Scottish football 'more than 500 years old'
- Published
"Organised" football was being played in castle courtyards in Scotland more than 500 years ago, experts have found.
Documents show a set of accounts from the court of King James IV indicating he paid two shillings for a bag of "fut ballis" in April 1497.
The world's oldest surviving football dates back to 1540 and was found behind panelling in Stirling Castle.
The Scottish Football Museum said it appeared the game evolved rather than was invented.
Richard McBrearty, the museum curator, told 91热爆 Radio Scotland's Good Morning Scotland programme it appeared rules were emerging in the 15th and 16th Century, hundreds of years before football was codified at Cambridge University in 1848.
He said: "We know that the game was played in the royal court going back to the 15th Century, 1497, there's accounts of footballs being ordered for the king's court, by the lord high treasurer.
"There's fascinating stuff going into the 16th Century, there's a game that Mary Queen of Scots watches in 1568, she's just fled after the Battle of Langside and is at Carlisle Castle.
"A Scottish retinue plays a game for her amusement for two hours and the game's described as being a game of skill, with a little foul play, and the skill is mentioned because of the smallness of the ball.
"The number of players is quite interesting, it mentions specifically 20 players, that suggests a small sided game of 10 in each side."
The first association game in Scotland in 1868 was between Queens Park and The Thistle.

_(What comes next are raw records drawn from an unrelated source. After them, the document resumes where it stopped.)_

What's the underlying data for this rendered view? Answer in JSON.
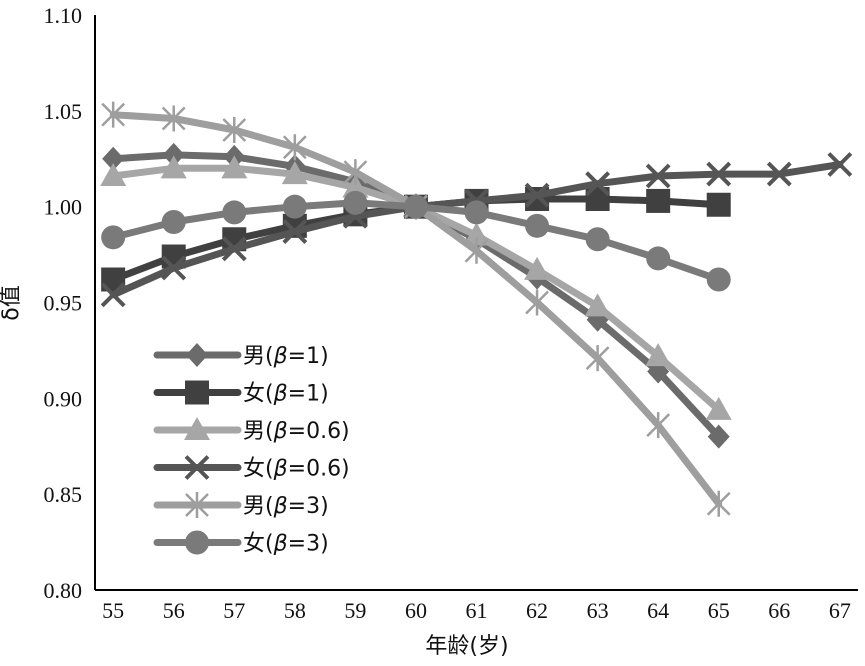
{
  "chart_data": {
    "type": "line",
    "title": "",
    "xlabel": "年龄(岁)",
    "ylabel": "δ值",
    "x": [
      55,
      56,
      57,
      58,
      59,
      60,
      61,
      62,
      63,
      64,
      65,
      66,
      67
    ],
    "xlim": [
      54.7,
      67.3
    ],
    "ylim": [
      0.8,
      1.1
    ],
    "yticks": [
      "0.80",
      "0.85",
      "0.90",
      "0.95",
      "1.00",
      "1.05",
      "1.10"
    ],
    "grid": false,
    "legend_position": "bottom-left",
    "series": [
      {
        "name": "男(β=1)",
        "legend_prefix": "男(",
        "legend_beta": "β",
        "legend_suffix": "=1)",
        "marker": "diamond",
        "color": "#6b6b6b",
        "x": [
          55,
          56,
          57,
          58,
          59,
          60,
          61,
          62,
          63,
          64,
          65
        ],
        "values": [
          1.025,
          1.027,
          1.026,
          1.021,
          1.013,
          1.0,
          0.983,
          0.963,
          0.941,
          0.914,
          0.88
        ]
      },
      {
        "name": "女(β=1)",
        "legend_prefix": "女(",
        "legend_beta": "β",
        "legend_suffix": "=1)",
        "marker": "square",
        "color": "#404040",
        "x": [
          55,
          56,
          57,
          58,
          59,
          60,
          61,
          62,
          63,
          64,
          65
        ],
        "values": [
          0.962,
          0.974,
          0.983,
          0.99,
          0.996,
          1.0,
          1.003,
          1.004,
          1.004,
          1.003,
          1.001
        ]
      },
      {
        "name": "男(β=0.6)",
        "legend_prefix": "男(",
        "legend_beta": "β",
        "legend_suffix": "=0.6)",
        "marker": "triangle",
        "color": "#a6a6a6",
        "x": [
          55,
          56,
          57,
          58,
          59,
          60,
          61,
          62,
          63,
          64,
          65
        ],
        "values": [
          1.016,
          1.02,
          1.02,
          1.017,
          1.01,
          1.0,
          0.985,
          0.967,
          0.948,
          0.922,
          0.894
        ]
      },
      {
        "name": "女(β=0.6)",
        "legend_prefix": "女(",
        "legend_beta": "β",
        "legend_suffix": "=0.6)",
        "marker": "x",
        "color": "#555555",
        "x": [
          55,
          56,
          57,
          58,
          59,
          60,
          61,
          62,
          63,
          64,
          65,
          66,
          67
        ],
        "values": [
          0.954,
          0.968,
          0.978,
          0.987,
          0.995,
          1.0,
          1.003,
          1.006,
          1.012,
          1.016,
          1.017,
          1.017,
          1.022
        ]
      },
      {
        "name": "男(β=3)",
        "legend_prefix": "男(",
        "legend_beta": "β",
        "legend_suffix": "=3)",
        "marker": "star",
        "color": "#9e9e9e",
        "x": [
          55,
          56,
          57,
          58,
          59,
          60,
          61,
          62,
          63,
          64,
          65
        ],
        "values": [
          1.048,
          1.046,
          1.04,
          1.031,
          1.018,
          1.0,
          0.977,
          0.95,
          0.921,
          0.886,
          0.845
        ]
      },
      {
        "name": "女(β=3)",
        "legend_prefix": "女(",
        "legend_beta": "β",
        "legend_suffix": "=3)",
        "marker": "circle",
        "color": "#7a7a7a",
        "x": [
          55,
          56,
          57,
          58,
          59,
          60,
          61,
          62,
          63,
          64,
          65
        ],
        "values": [
          0.984,
          0.992,
          0.997,
          1.0,
          1.002,
          1.0,
          0.997,
          0.99,
          0.983,
          0.973,
          0.962
        ]
      }
    ]
  }
}
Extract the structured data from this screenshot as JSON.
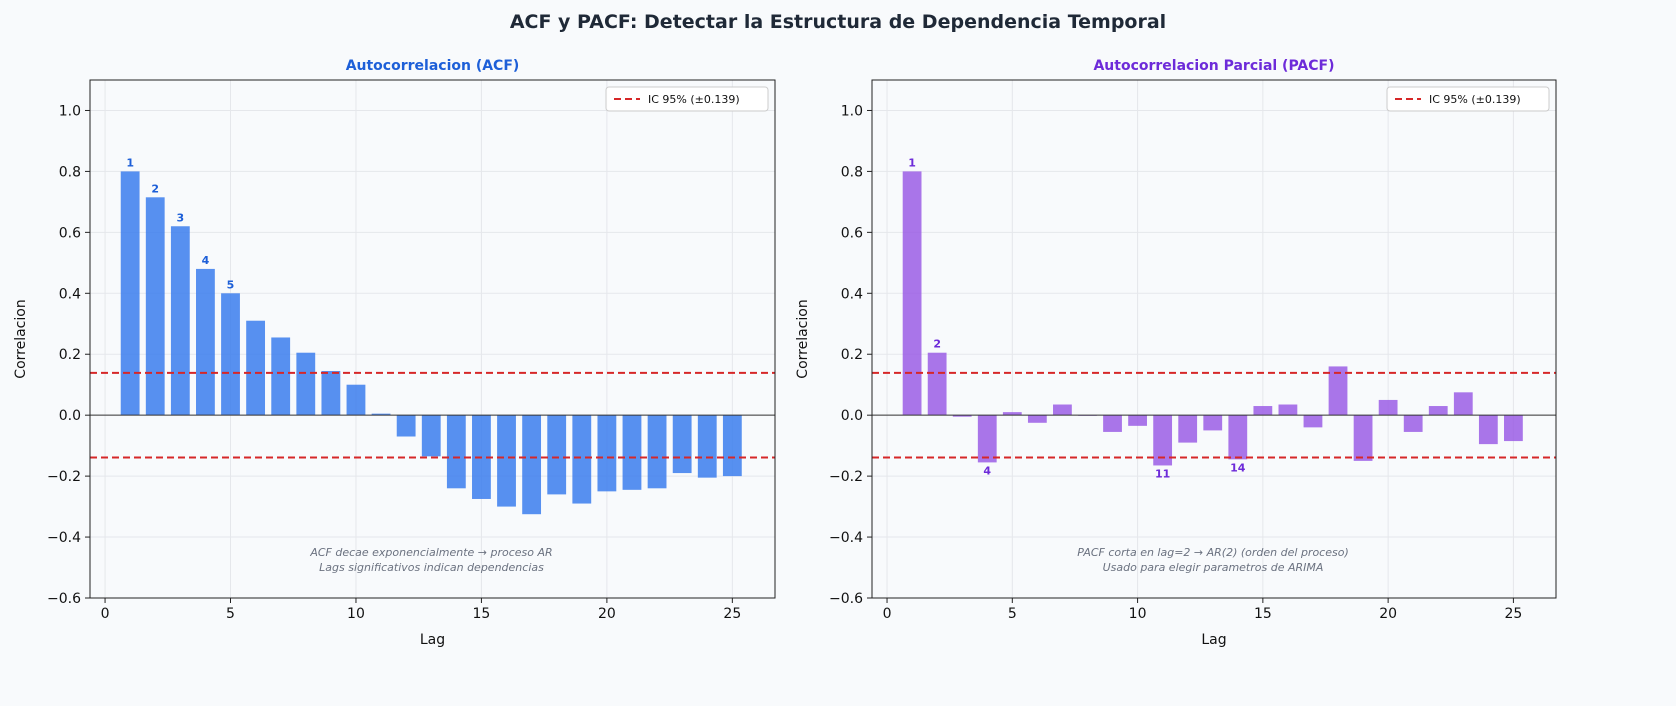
{
  "figure": {
    "title": "ACF y PACF: Detectar la Estructura de Dependencia Temporal"
  },
  "colors": {
    "acf": "#3b7ded",
    "acf_label": "#1d5fd8",
    "pacf": "#9b5de5",
    "pacf_label": "#6d2bd9",
    "ci": "#d62728",
    "axis": "#000000",
    "grid": "#e5e7eb",
    "note": "#6b7280"
  },
  "chart_data": [
    {
      "type": "bar",
      "title": "Autocorrelacion (ACF)",
      "xlabel": "Lag",
      "ylabel": "Correlacion",
      "xlim": [
        -0.6,
        26.7
      ],
      "ylim": [
        -0.6,
        1.1
      ],
      "xticks": [
        0,
        5,
        10,
        15,
        20,
        25
      ],
      "yticks": [
        -0.6,
        -0.4,
        -0.2,
        0.0,
        0.2,
        0.4,
        0.6,
        0.8,
        1.0
      ],
      "grid": true,
      "legend": {
        "position": "top-right",
        "entries": [
          "IC 95% (±0.139)"
        ]
      },
      "ci": 0.139,
      "x": [
        1,
        2,
        3,
        4,
        5,
        6,
        7,
        8,
        9,
        10,
        11,
        12,
        13,
        14,
        15,
        16,
        17,
        18,
        19,
        20,
        21,
        22,
        23,
        24,
        25
      ],
      "values": [
        0.8,
        0.715,
        0.62,
        0.48,
        0.4,
        0.31,
        0.255,
        0.205,
        0.145,
        0.1,
        0.005,
        -0.07,
        -0.135,
        -0.24,
        -0.275,
        -0.3,
        -0.325,
        -0.26,
        -0.29,
        -0.25,
        -0.245,
        -0.24,
        -0.19,
        -0.205,
        -0.2
      ],
      "labeled_lags": [
        1,
        2,
        3,
        4,
        5
      ],
      "annotation": [
        "ACF decae exponencialmente → proceso AR",
        "Lags significativos indican dependencias"
      ]
    },
    {
      "type": "bar",
      "title": "Autocorrelacion Parcial (PACF)",
      "xlabel": "Lag",
      "ylabel": "Correlacion",
      "xlim": [
        -0.6,
        26.7
      ],
      "ylim": [
        -0.6,
        1.1
      ],
      "xticks": [
        0,
        5,
        10,
        15,
        20,
        25
      ],
      "yticks": [
        -0.6,
        -0.4,
        -0.2,
        0.0,
        0.2,
        0.4,
        0.6,
        0.8,
        1.0
      ],
      "grid": true,
      "legend": {
        "position": "top-right",
        "entries": [
          "IC 95% (±0.139)"
        ]
      },
      "ci": 0.139,
      "x": [
        1,
        2,
        3,
        4,
        5,
        6,
        7,
        8,
        9,
        10,
        11,
        12,
        13,
        14,
        15,
        16,
        17,
        18,
        19,
        20,
        21,
        22,
        23,
        24,
        25
      ],
      "values": [
        0.8,
        0.205,
        -0.005,
        -0.155,
        0.01,
        -0.025,
        0.035,
        0.0,
        -0.055,
        -0.035,
        -0.165,
        -0.09,
        -0.05,
        -0.145,
        0.03,
        0.035,
        -0.04,
        0.16,
        -0.15,
        0.05,
        -0.055,
        0.03,
        0.075,
        -0.095,
        -0.085
      ],
      "labeled_lags": [
        1,
        2,
        4,
        11,
        14
      ],
      "annotation": [
        "PACF corta en lag=2 → AR(2) (orden del proceso)",
        "Usado para elegir parametros de ARIMA"
      ]
    }
  ]
}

It also lasted two hours but was 20-a-side.
"The traditional notion is that in the early 19th Century the modern game is born and that it's almost a revolution, an invention in that respect, we're arguing now from some of the evidence that we're starting to find that really it's an evolution, that the game's evolved over hundreds of years," Mr McBrearty added.
He said there was evidence of structured and skilled games and also of bad tempered players, with one clash even leading to the threat of a duel in the aftermath.